Andreessen Horowitz’s latest investment, IFTTT, (for If This Then That) is out to change all that. IFTTT (rhymes with “gift”) is a simple yet powerful way to create connections between any two web applications, triggering an action on one every time any event you specify happens on another. For example, when I post on App.net, my post instantly appears on Twitter too, thanks to IFTTT. Every time I post a photo (or am tagged in one) on Facebook, IFTTT downloads it to my Dropbox without my even having to think about it. Here’s what that recipe looks like:

Facebook > Dropbox

Looking for a short-notice ski rental property in Tahoe used to mean checking Craigslist several times a day – this week I just had a simple IFTTT recipe call my cellphone the minute the one I wanted showed up. I no longer check for new movies on Netflix – IFTTT does it on my behalf. While I go about my digital life, IFTTT is in the background, quietly watching out for me.

Like all of a16z’s investments, this one starts with a compelling founder. Linden Tibbets, IFTTT’s co-founder and CEO, started working on IFTTT from his San Francisco apartment in 2010, after three years at design firm IDEO. Struck by how instinctively we know how to use physical objects in creative ways, he set out to enable us to be just as creative with the applications we use in the digital world. To quote Linden, “Much like in the physical world when a 12 year old wants a light-saber, cuts the handle off an old broom and shoves a bike grip on the other end, you can take two things in the digital world and combine them in ways the original creators never imagined.”

“Digital duct tape”

What resulted is IFTTT— described by a recent interviewer as “an idea so alarmingly simple and amazingly powerful… it makes you wonder why nobody thought of it before.” True to Linden’s design roots, IFTTT is visually appealing, approachable and easy to use.

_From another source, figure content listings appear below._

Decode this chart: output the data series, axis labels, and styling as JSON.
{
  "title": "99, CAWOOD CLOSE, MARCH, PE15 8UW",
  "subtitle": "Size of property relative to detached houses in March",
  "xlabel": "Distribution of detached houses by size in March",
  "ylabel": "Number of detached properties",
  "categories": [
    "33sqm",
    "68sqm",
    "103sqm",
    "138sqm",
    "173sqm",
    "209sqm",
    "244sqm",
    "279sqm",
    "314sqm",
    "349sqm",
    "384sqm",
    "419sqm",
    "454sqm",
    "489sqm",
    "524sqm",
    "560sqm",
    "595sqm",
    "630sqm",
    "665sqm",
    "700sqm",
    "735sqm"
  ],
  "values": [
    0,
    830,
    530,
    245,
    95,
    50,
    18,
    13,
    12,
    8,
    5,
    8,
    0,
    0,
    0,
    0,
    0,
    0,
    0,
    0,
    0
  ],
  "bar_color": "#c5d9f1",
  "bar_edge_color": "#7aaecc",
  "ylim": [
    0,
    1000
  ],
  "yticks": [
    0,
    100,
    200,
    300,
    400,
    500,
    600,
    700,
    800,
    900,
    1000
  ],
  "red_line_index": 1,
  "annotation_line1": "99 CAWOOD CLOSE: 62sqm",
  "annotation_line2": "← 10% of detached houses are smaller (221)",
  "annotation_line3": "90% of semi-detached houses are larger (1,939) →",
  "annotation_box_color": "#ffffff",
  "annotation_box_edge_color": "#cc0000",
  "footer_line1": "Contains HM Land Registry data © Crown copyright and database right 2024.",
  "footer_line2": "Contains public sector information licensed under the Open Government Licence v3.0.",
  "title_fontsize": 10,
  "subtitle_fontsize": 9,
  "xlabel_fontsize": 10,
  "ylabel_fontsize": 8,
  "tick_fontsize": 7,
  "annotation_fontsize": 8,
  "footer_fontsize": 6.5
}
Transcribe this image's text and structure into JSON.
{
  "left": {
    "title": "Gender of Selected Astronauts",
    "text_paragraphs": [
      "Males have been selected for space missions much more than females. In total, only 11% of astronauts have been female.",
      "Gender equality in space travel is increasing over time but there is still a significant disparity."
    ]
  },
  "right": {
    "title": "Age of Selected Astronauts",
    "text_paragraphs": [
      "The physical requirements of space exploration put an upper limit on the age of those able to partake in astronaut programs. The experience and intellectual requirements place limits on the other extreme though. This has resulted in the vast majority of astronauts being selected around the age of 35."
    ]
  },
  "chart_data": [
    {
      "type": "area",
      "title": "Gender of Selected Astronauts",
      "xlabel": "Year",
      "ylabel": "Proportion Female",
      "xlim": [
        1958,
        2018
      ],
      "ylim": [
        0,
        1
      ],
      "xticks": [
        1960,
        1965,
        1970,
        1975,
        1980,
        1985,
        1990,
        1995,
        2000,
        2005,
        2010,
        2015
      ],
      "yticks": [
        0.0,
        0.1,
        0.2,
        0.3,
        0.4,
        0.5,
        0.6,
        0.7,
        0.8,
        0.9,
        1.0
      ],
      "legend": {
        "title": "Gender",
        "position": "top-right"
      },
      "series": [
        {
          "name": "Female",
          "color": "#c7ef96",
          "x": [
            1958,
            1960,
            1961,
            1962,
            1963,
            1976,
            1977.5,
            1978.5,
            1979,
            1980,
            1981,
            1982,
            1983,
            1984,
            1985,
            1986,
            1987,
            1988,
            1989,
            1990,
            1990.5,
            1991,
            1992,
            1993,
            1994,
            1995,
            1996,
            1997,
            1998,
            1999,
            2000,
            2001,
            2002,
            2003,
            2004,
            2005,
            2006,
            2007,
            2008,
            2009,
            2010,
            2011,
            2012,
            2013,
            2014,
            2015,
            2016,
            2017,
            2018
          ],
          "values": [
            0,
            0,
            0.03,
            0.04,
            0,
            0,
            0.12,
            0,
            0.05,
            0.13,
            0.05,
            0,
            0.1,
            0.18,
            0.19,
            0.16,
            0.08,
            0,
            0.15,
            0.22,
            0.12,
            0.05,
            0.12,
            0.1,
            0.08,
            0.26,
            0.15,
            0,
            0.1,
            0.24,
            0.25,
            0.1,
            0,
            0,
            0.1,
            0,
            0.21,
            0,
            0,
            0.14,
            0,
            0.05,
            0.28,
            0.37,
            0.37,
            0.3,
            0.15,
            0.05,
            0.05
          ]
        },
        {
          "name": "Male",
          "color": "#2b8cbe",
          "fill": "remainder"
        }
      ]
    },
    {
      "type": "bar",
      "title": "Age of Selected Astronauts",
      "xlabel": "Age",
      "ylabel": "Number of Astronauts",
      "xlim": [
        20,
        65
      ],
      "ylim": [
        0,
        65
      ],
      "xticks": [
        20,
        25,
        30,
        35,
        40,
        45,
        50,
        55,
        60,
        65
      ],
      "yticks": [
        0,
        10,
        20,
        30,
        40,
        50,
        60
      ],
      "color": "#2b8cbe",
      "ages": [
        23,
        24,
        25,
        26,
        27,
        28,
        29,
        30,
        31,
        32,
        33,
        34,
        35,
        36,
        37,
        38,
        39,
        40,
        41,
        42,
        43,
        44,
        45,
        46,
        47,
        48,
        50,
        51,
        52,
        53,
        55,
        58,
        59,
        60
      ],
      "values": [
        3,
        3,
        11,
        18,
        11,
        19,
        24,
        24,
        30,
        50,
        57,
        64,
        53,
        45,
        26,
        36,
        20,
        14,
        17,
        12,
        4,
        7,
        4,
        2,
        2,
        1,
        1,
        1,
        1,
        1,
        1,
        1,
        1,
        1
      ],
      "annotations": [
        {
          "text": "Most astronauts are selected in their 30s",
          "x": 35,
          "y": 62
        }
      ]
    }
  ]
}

In Linden’s words, “IFTTT isn’t a programming language or app building tool, but rather a much simpler solution. Digital duct tape if you will, allowing you to connect any two services together. You can leave the hard work of creating the individual tools to the engineers and designers.”

IFTTT allows people to create “recipes” that connect “channels” (e.g., Instagram, Dropbox, Twitter and 56 other apps) so that “ingredients” on one (e.g., an item with the description “dog painting” appears on Etsy) become a “trigger” for an “action” on the other (e.g. “Add a new line to my Dog Paintings spreadsheet on Google Docs ”).  A glance at some of IFTTT’s channels:

IFTTT Channels

With virtually no promotion, IFTTT has nevertheless achieved remarkable traction since its beta launch two years ago. Its mission statement is to “enable everyone to take creative control over the flow of information.”  People have created over 2 million individual “recipes” to connect their favorite websites and apps in ways that meet their own unique needs. There are tens of thousands of shared recipes for common use cases. Three million recipes are executed every day, addressing individual interests as varied as “Text me if Apple stock drops below $500” and “Post my App.net posts tagged #a16z to Yammer.

Looking ahead

Although Linden and his tiny team of seven have achieved an amazing amount already, the best is yet to come. With Andreessen Horowitz’s investment, 2013 will bring more and simpler recipes and exciting mobile apps. A new developer platform will enable application developers to create services that connect their application to others in new and powerful ways, opening up new functionality to users with virtually no diversion of internal engineering resources. Perhaps most exciting of all is the role IFTTT can play in the emerging Internet of Things. As everyday objects from fridges to shoes to weighing scales become equipped with communicating smart sensors, individuals’ need to create useful connections and information flows between them will far outstrip their developers’ capacity to build them. I don’t know exactly when my fridge will be capable of knowing I’m running low on milk and contacting Safeway to order more, but there’s a pretty good chance an IFTTT recipe will be involved when it happens.